Cypriot President Nicos Anastasiades said on Friday he will appeal to EU chiefs for extra assistance for the island as it faces ever more crippling terms for a eurozone debt bailout.
Anastasiades said he had already spoken to European Union Economy and Euro Commissioner Olli Rehn ahead of a key meeting of eurozone finance ministers in Dublin later Friday that is due to finalise the bailout terms.
He said he would also write to European Commission chief Jose Manuel Barroso and to EU President Herman Van Rompuy.
"The letter to Mr Barroso and Mr Rompuy will refer to the need for EU policy to change towards Cyprus by giving it extra assistance, given the critical times we are going through as a result of the economic crisis and the measures imposed on us," Anastasiades told reporters.
He did not elaborate on what additional support he was seeking.
Asked about his conversation with Rehn, Anastasiades said: "It is a fact. The primary reason for the contact was our effort to achieve the best we possibly can under the current circumstances."
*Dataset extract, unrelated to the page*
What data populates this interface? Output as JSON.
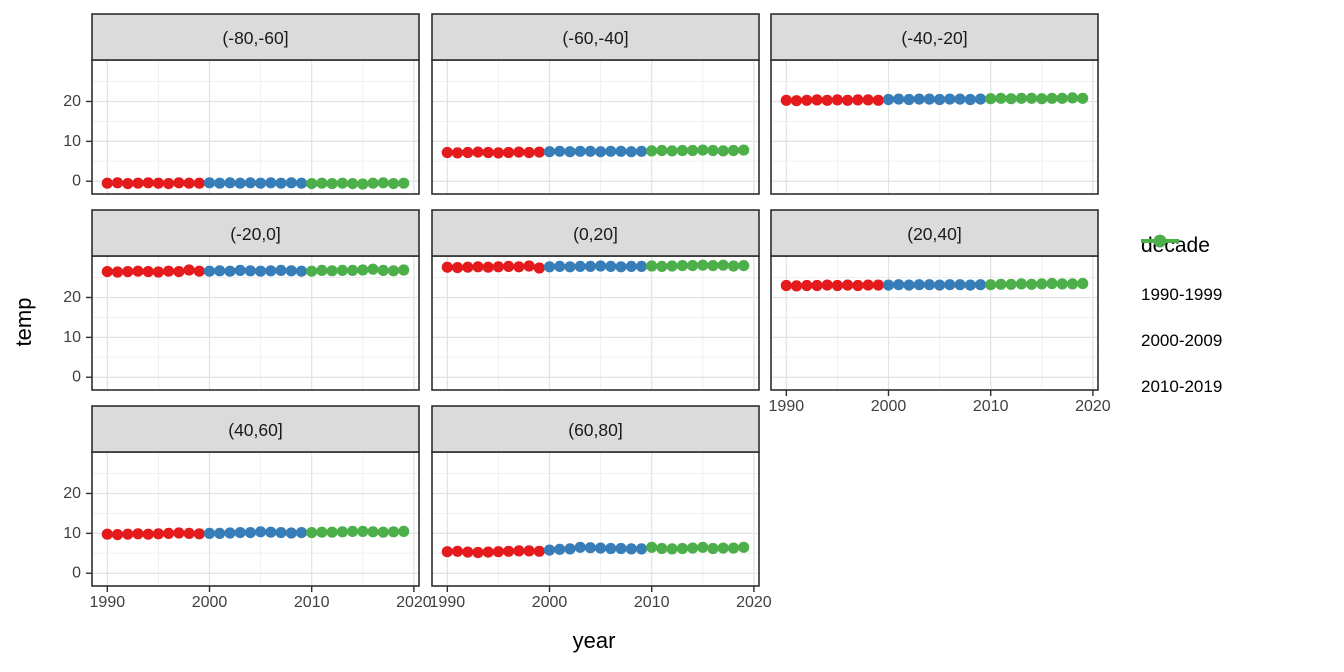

Under the preliminary bailout terms agreed with international creditors last month, Cyprus was already drastically downsizing its once lucrative banking sector, raising taxes, reducing the public sector workforce and privatising state-owned utilities to raise 7.0 billion euros.
But the government acknowledged on Thursday that the costs have now soared to 23 billion euros ($30 billion) and that the European Union, the European Central Bank and the International Monetary Fund are demanding that Cyprus fund the 6.0 billion euro shortfall too.
Anastasiades denied that the additional costs were the result of the uncertainty that has rocked the economy during the marathon negotiations since he took office in February.
"I do not think it is the last three months but a general delay that has led us here," he said. "It will be addressed."